A bizarre, conspiratorial name game

By the time Raymond Lee Harvey implicated Osvaldo Espinoza Ortiz in the alleged assassination plot against President Jimmy Carter, a lot of things didn't add up. The Washington Post describes Harvey as a drunk "transient" with a "history of mental illness," which prompts the question: How did he have the money and resources to hire assassins to collaborate in a plot to murder someone as high-ranking as the President of the United States? 

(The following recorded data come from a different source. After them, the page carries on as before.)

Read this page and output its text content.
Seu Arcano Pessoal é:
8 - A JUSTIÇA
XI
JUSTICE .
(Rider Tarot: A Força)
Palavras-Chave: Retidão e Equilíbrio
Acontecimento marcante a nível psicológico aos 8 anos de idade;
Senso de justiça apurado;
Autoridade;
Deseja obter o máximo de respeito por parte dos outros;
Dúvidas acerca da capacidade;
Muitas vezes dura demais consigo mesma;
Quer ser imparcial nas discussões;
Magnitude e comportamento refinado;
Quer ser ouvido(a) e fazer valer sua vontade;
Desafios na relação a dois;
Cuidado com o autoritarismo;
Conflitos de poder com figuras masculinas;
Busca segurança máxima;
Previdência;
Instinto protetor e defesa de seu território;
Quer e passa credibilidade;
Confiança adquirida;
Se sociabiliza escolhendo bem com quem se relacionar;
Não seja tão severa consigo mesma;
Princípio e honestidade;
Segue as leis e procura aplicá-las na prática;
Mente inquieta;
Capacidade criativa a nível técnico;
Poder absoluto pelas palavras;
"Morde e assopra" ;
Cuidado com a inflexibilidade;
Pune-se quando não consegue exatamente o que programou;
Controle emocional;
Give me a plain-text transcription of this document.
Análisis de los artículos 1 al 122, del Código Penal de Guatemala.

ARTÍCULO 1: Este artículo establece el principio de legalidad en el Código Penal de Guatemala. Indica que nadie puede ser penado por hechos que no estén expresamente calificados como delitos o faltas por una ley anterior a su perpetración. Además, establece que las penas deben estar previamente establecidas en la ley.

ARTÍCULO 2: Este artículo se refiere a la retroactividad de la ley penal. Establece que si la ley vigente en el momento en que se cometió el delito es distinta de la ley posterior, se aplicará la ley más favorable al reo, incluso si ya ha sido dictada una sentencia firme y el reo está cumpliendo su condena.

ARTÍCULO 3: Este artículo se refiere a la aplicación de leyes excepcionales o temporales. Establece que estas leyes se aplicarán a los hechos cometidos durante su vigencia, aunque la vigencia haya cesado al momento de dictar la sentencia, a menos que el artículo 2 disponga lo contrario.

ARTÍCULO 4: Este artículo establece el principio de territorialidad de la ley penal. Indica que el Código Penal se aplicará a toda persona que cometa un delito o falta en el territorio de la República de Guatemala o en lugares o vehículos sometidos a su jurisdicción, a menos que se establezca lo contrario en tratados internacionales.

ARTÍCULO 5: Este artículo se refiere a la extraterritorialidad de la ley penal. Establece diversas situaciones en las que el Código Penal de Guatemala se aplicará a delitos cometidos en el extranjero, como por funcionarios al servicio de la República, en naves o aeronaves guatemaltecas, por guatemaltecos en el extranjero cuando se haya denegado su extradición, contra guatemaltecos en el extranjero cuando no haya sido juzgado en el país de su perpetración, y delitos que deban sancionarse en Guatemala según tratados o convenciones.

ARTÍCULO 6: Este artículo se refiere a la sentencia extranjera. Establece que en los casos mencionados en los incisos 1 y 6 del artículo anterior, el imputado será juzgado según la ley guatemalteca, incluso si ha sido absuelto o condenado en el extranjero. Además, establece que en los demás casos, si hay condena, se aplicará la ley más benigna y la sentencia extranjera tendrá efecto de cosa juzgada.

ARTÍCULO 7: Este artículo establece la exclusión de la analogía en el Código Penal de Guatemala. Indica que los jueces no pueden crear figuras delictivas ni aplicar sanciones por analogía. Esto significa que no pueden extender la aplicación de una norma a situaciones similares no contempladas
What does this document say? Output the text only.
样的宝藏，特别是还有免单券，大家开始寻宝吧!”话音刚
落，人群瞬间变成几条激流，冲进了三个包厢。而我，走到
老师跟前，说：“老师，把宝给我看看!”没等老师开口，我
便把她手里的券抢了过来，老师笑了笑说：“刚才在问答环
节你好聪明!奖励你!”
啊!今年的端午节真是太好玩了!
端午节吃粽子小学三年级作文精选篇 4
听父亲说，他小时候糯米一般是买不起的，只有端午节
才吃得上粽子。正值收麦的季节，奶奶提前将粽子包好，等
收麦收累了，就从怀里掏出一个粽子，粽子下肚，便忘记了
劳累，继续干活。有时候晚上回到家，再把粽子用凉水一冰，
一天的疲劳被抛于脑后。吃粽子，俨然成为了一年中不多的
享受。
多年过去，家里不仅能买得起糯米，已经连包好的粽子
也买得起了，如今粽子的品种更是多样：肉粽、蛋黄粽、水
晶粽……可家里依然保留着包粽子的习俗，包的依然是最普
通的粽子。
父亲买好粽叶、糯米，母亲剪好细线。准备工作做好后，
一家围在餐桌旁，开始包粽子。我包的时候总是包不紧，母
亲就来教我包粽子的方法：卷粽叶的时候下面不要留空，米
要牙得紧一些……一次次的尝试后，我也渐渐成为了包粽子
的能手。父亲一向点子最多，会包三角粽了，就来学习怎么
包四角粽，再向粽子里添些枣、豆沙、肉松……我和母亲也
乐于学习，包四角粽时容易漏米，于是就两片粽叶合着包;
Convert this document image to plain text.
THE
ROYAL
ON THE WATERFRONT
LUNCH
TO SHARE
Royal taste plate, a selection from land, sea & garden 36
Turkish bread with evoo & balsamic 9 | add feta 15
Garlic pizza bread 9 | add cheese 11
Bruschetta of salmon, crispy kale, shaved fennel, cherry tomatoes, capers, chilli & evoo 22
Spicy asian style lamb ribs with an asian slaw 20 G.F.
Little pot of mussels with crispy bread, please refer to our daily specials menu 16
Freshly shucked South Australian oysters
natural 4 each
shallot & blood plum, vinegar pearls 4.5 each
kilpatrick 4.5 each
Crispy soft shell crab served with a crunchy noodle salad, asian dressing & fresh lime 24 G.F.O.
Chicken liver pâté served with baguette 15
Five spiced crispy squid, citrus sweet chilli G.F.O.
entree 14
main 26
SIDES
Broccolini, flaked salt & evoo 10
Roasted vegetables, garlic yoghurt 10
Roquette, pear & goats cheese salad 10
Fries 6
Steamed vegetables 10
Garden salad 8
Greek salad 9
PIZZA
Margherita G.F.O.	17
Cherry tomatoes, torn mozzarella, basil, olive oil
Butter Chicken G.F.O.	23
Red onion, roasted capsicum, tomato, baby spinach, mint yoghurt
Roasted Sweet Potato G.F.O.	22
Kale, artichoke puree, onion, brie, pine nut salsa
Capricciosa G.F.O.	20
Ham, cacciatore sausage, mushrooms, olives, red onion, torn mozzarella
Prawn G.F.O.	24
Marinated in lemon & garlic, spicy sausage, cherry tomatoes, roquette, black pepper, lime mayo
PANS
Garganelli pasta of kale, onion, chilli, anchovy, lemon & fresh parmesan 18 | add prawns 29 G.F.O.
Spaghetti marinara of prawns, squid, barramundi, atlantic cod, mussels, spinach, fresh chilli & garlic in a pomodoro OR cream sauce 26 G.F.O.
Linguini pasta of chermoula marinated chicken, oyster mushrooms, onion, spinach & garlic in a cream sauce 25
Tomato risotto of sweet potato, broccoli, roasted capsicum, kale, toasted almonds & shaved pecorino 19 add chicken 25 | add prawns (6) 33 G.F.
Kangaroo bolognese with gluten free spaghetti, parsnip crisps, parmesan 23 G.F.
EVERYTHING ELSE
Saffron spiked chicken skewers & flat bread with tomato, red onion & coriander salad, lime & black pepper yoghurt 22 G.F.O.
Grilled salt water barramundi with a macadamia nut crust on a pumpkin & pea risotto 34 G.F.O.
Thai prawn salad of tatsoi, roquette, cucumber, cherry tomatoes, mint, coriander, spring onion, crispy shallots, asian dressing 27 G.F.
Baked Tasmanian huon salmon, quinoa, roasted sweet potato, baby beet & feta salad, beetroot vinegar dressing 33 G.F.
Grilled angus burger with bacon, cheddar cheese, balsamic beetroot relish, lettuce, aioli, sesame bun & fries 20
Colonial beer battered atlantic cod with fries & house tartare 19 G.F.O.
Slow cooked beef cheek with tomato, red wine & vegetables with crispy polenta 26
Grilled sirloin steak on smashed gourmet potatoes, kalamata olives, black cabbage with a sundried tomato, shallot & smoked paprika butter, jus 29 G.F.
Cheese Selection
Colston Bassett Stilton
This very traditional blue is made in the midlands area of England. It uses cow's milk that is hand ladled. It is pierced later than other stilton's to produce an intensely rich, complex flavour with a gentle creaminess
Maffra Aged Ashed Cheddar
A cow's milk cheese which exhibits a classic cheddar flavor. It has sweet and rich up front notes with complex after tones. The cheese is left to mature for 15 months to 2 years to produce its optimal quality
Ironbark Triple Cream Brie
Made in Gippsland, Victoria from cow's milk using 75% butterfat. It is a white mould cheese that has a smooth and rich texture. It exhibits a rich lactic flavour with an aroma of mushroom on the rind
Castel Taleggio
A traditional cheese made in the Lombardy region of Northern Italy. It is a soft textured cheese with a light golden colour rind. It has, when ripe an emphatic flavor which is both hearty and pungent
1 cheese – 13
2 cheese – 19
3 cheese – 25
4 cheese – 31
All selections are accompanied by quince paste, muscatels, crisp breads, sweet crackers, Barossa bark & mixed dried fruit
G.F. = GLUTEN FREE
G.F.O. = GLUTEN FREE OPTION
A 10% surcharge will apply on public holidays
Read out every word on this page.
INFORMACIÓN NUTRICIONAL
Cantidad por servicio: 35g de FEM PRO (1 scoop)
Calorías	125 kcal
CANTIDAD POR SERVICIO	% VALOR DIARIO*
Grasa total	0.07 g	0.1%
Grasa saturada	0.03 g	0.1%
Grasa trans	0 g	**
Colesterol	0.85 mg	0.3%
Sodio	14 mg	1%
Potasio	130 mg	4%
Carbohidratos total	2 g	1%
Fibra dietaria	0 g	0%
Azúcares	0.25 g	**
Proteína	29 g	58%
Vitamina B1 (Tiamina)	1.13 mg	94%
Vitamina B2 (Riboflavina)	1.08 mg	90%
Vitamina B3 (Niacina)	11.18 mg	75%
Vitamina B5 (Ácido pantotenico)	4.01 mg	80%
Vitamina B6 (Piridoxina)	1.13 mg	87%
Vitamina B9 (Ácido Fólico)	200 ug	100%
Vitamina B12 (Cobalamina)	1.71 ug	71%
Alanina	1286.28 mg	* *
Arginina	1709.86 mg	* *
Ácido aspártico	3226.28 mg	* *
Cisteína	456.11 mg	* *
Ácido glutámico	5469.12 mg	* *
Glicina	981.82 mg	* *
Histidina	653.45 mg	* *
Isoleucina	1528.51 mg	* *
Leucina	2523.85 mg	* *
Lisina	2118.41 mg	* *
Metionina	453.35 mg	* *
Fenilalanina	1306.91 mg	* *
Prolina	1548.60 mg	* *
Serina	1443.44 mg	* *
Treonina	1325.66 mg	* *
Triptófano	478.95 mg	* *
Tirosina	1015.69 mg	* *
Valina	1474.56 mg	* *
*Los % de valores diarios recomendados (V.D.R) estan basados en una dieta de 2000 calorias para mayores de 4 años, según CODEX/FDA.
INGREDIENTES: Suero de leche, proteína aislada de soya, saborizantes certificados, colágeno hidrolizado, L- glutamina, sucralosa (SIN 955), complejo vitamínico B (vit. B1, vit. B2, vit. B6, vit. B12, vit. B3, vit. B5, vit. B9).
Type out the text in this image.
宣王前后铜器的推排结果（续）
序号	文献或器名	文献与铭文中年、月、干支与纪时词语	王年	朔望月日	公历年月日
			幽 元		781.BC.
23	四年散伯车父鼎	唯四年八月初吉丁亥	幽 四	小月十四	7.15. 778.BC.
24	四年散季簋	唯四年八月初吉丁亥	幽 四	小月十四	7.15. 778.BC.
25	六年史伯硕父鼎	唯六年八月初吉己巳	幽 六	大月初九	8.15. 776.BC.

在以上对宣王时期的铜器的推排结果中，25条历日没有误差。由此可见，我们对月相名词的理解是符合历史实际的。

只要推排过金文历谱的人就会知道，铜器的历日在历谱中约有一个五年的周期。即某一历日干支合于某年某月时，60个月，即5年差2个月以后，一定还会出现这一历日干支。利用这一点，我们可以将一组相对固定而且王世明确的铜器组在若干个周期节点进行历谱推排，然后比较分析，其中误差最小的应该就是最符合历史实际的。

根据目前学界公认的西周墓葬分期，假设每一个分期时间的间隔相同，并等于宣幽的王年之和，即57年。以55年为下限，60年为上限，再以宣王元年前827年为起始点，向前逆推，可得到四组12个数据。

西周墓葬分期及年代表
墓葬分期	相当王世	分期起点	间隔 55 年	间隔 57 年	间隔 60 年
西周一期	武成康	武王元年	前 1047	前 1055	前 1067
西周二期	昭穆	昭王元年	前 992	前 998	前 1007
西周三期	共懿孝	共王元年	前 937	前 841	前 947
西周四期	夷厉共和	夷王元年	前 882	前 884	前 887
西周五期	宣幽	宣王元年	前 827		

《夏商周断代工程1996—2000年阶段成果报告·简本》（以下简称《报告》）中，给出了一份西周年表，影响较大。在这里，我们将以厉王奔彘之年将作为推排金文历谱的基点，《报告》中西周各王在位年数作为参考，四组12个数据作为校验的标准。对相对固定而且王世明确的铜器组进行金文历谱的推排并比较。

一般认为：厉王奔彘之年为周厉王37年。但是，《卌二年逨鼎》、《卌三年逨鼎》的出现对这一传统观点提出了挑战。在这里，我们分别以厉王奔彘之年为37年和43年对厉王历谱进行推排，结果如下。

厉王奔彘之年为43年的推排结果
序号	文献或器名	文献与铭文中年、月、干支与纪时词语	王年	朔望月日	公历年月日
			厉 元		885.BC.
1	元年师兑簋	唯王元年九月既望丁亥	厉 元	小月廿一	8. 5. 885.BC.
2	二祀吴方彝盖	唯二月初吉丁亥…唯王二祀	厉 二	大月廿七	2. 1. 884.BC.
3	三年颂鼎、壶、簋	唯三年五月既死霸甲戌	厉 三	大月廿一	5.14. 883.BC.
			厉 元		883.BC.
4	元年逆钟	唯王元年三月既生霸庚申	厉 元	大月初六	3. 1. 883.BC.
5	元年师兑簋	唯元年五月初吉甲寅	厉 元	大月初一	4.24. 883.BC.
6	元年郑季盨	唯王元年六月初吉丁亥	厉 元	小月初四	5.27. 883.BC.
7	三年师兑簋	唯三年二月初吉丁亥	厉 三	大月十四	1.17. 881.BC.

As unlikely as the entire story was, it turned even weirder when folks noticed the oddities of Harvey's and Ortiz's names. Raymond Lee Harvey shared two names with Lee Harvey Oswald, the man who assassinated President John F. Kennedy in 1963. Furthermore, Osvaldo Espinoza Ortiz's first name — Osvaldo — is Spanish for Oswald. Put together, Harvey and Ortiz's names looked like some kind of crude anagram that created the name Lee Harvey Oswald. 

As The Washington Post describes, this odd coincidence wasn't lost to the authorities or conspiracy theorists alike. However, there was no telling whether or not "Osvaldo Espinoza Ortiz" was the alleged gunman's actual name. FBI agents were, however, able to confirm that two other Mexican individuals — making four conspirators total, as Harvey had alleged — lived at the hotel where the assassination plot apparently took form, as The New York Times reported. Ortiz knew one of them, Umberto Camacho, but both Camacho and the other Mexican resident checked out the day that President Carter visited.

A false plot and no assassination attempt

In the end, there was no assassination plot against President Carter at all. The book "Hunting the Presidents" quotes FBI agent Tom Shield as saying, "We conducted an investigation and have satisfied ourselves that such [a plot] did not occur." Secret Service agent Jack Warner supported this conclusion, chiming in, "At this point we don't believe his [Raymond Lee Harvey's] story. Our investigation shows no evidence of a conspiracy. It sounds like the type of thing we get all the time." And so Harvey, the shotgun case and three shells in the hotel room, stories of rooftop snipers and starter pistol distractions, and weird name linkages between people involved: none of it was connected or meant anything whatsoever. 

So why did Harvey paint a portrait of himself as a co-conspirator to assassinate the president? Maybe his own name inspired him. Coupled with his history of mental health issues, this might have been enough to drive him to self-destructive behavior. "Hunting the Presidents" also describes how some people target presidents for assassination out of nothing more complex than a vie to become famous.

A year after this 1979 non-spiracy, Carter had an eerie, quiet brush with a man who would actually try to end another president's life. While on his failed re-election campaign, Carter came within feet of John Hinckley Jr., per Dayton Daily News, who would later attempt to assassinate President Ronald Reagan. Hinckley apparently considered shooting Carter but backed out.